Since the inception of the Small Business Administration's Economic Injury Disaster Loan (EIDL) program, small businesses and nonprofits have received more than $390 billion in assistance.
This helped them keep their doors open and workforce employed during the pandemic. These loans covered things like health care costs, operating expenses, rent, utilities, fixed debt (e.g., mortgage), and other working capital needs.
But, since its inception, the EIDL program has caused some confusion, especially around deferring loan payments.
This article should clarify that confusion by answering the most commonly asked deferment questions.

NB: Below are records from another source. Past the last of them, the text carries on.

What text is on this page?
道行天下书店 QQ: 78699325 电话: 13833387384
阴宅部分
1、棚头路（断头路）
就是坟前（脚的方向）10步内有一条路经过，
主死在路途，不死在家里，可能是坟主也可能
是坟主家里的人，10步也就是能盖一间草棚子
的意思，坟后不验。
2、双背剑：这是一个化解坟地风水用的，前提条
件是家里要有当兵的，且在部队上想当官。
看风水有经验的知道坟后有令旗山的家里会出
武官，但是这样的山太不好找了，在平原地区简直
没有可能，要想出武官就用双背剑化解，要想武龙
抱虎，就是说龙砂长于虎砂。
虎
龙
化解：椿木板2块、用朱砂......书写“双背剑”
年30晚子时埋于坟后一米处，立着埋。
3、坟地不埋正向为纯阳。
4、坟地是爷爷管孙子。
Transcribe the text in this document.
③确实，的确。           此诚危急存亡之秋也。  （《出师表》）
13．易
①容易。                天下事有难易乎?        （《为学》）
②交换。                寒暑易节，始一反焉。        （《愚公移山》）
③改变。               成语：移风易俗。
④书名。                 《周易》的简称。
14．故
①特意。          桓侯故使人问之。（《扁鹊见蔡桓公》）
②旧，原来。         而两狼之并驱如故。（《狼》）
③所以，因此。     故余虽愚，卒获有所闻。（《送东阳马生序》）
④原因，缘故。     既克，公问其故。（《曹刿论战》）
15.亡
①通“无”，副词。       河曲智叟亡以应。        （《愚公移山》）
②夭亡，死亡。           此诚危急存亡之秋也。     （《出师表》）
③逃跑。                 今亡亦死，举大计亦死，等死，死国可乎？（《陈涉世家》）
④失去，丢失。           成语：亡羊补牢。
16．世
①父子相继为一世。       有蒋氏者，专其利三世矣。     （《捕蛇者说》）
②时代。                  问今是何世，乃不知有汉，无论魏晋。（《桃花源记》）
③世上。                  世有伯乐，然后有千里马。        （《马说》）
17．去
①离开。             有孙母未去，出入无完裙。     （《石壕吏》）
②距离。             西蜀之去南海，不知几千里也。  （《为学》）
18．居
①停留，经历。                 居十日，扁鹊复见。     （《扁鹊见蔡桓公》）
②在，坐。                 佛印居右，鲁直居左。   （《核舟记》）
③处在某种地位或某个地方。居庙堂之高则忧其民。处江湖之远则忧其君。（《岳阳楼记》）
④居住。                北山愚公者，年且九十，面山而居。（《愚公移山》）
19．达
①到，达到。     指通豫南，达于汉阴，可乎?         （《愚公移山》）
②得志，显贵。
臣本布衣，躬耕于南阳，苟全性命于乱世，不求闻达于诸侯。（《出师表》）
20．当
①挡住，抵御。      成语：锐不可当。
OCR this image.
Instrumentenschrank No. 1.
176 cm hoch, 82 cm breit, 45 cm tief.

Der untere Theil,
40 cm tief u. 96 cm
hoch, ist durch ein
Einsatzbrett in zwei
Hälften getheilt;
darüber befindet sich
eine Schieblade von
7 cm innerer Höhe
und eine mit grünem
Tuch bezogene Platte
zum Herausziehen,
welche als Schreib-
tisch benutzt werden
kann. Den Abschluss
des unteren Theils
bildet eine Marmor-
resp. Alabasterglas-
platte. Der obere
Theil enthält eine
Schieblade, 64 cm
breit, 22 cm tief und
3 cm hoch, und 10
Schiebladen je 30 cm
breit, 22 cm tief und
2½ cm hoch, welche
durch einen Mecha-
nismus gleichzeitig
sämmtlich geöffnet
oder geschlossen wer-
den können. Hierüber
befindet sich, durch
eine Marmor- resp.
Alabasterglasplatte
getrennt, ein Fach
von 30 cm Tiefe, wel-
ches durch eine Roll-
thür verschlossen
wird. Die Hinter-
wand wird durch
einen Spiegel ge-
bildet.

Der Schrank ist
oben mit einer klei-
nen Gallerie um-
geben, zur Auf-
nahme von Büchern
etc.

By the end, you'll know how to manage your payments and make a payment even while your loan is deferred. And we'll cover whether your loans can be forgiven.
Let's jump in.
Can an EIDL Loan Be Deferred?
Yes, you can defer EIDL loan payments for 30 months from the loan's disbursement date (i.e., when you got your first payment). You can find your disbursement data on the top of your original note's first page. You can also log in to the SBA portal at caweb.SBA.gov to see when your first payment is due.
Loans deferred in the spring of 2020 have reached the end of deferment. At this time, loans cannot be deferred any further.
As a reminder, during deferment, interest accrues daily. That makes the cost of deferment quite expensive. The terms of deferment also include paying that additional interest in one balloon payment at the end of your loan (30 years from origination for most loans).